Questo contatto involontario con il risveglio della Natura mi ha portata a riflettere su quanto essa influisca sul nostro benessere e, indagando un poco, ho scoperto come questa idea non si tratta di un’impressione romantica o ancestrale, ma anche la scienza continua a prodigarsi per sottolineare come il legame tra esseri umani e Natura sia e permanga una certezza.
Uno dei pionieri in questo ambito è Howard Frumkin, medico ed epidemiologo statunitense, nato a Seattle (Washington) nell’ottobre del 1955 che ha dedicato la sua carriera a studiare le connessioni tra salute ambientale e salute umana. Frumkin è attualmente professore emerito di Scienze della salute ambientale presso l’Università di Washington e, a partire dagli anni ’90, ha progressivamente spostato il suo interesse dalle patologie di origine chimica e cancerogena all’impatto dell’urbanizzazione sulla salute del pianeta e dell’essere umano: la sua visione si è evoluta verso la necessità di andare “oltre la tossicità” per salvaguardare il benessere e la salute mentale attraverso un maggiore contatto con la Natura. Questo percorso ha culminato nell’affermazione del concetto di “Salute Planetaria” (Planetary Health), una disciplina che riconosce come la salute umana sia intrinsecamente dipendente dalla salute degli ecosistemi terrestri. La distruzione progressiva del pianeta, dovuta a cambiamenti climatici, perdita di biodiversità e sfruttamento intensivo del suolo, ha infatti effetti negativi diretti sulla nostra salute, sia fisica che mentale.

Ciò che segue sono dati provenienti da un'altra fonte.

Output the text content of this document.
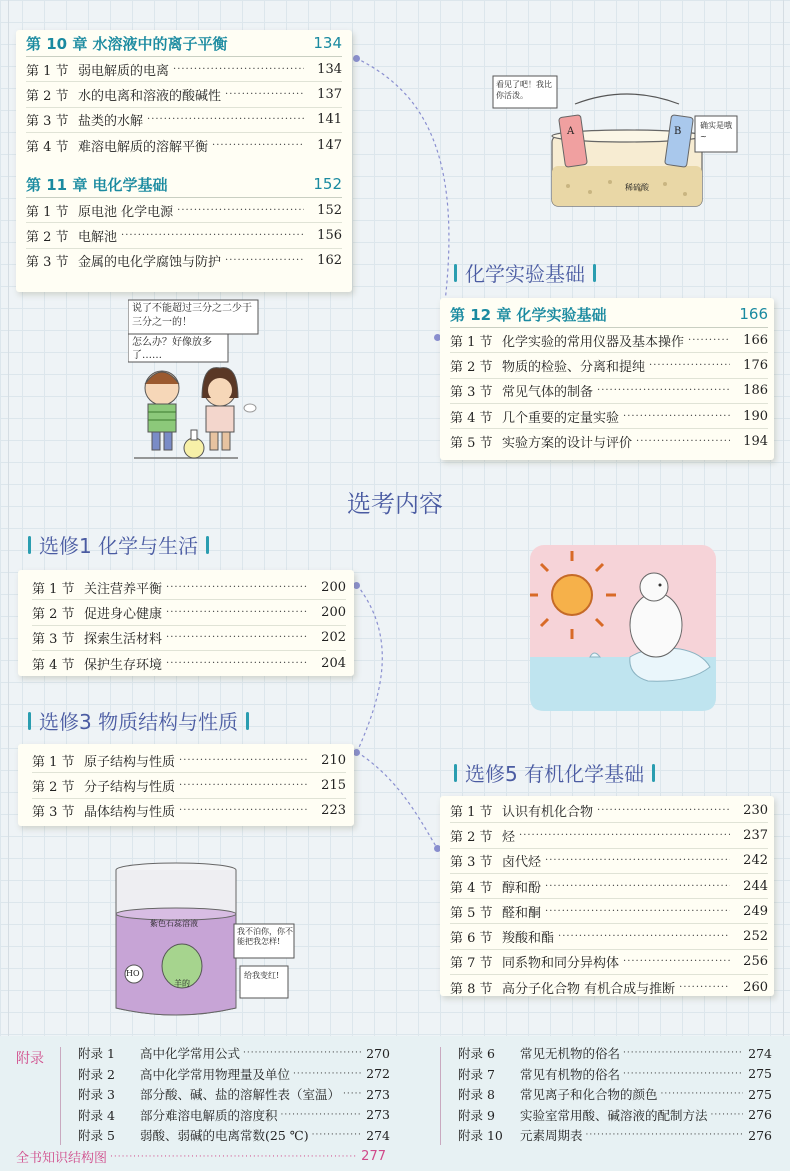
第 10 章 水溶液中的离子平衡	134
第 1 节 弱电解质的电离 ·····	134
第 2 节 水的电离和溶液的酸碱性 ·····	137
第 3 节 盐类的水解 ·····	141
第 4 节 难溶电解质的溶解平衡 ·····	147
第 11 章 电化学基础	152
第 1 节 原电池 化学电源 ·····	152
第 2 节 电解池 ·····	156
第 3 节 金属的电化学腐蚀与防护 ·····	162
看见了吧！我比你活泼。
确实是哦~
A	B
稀硫酸
化学实验基础
第 12 章 化学实验基础	166
第 1 节 化学实验的常用仪器及基本操作 ·····	166
第 2 节 物质的检验、分离和提纯 ·····	176
第 3 节 常见气体的制备 ·····	186
第 4 节 几个重要的定量实验 ·····	190
第 5 节 实验方案的设计与评价 ·····	194
说了不能超过三分之二少于三分之一的！
怎么办？好像放多了……
选考内容
选修1 化学与生活
第 1 节 关注营养平衡 ·····	200
第 2 节 促进身心健康 ·····	200
第 3 节 探索生活材料 ·····	202
第 4 节 保护生存环境 ·····	204
选修3 物质结构与性质
第 1 节 原子结构与性质 ·····	210
第 2 节 分子结构与性质 ·····	215
第 3 节 晶体结构与性质 ·····	223
紫色石蕊溶液
HO
羊的
我不泊你，你不能把我怎样!
给我变红!
选修5 有机化学基础
第 1 节 认识有机化合物 ·····	230
第 2 节 烃 ·····	237
第 3 节 卤代烃 ·····	242
第 4 节 醇和酚 ·····	244
第 5 节 醛和酮 ·····	249
第 6 节 羧酸和酯 ·····	252
第 7 节 同系物和同分异构体 ·····	256
第 8 节 高分子化合物 有机合成与推断 ·····	260
附录	附录 1	高中化学常用公式 ·····	270
附录 2	高中化学常用物理量及单位 ·····	272
附录 3	部分酸、碱、盐的溶解性表（室温） ····· 273
附录 4	部分难溶电解质的溶度积 ·····	273
附录 5	弱酸、弱碱的电离常数(25 ℃) ·····	274
附录 6	常见无机物的俗名 ·····	274
附录 7	常见有机物的俗名 ·····	275
附录 8	常见离子和化合物的颜色 ·····	275
附录 9	实验室常用酸、碱溶液的配制方法 ·····	276
附录 10	元素周期表 ·····	276
全书知识结构图 ·····	277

La Salute Planetaria parte da una consapevolezza semplice e rivoluzionaria: la salute dell’essere umano non può prescindere da quella degli ecosistemi che lo ospitano. Non possiamo stare bene in un mondo malato. L’inquinamento dell’aria, il riscaldamento globale, la perdita di biodiversità, l’eccessiva urbanizzazione… tutto questo non ha solo un impatto sul clima o sulle specie animali ma ha effetti diretti su di noi, sul nostro corpo, sulla nostra mente. Non è un caso che il disturbo d’ansia, la depressione e il senso di disconnessione siano oggi in aumento, soprattutto nelle città, dove il contatto con la Natura si è drasticamente ridotto.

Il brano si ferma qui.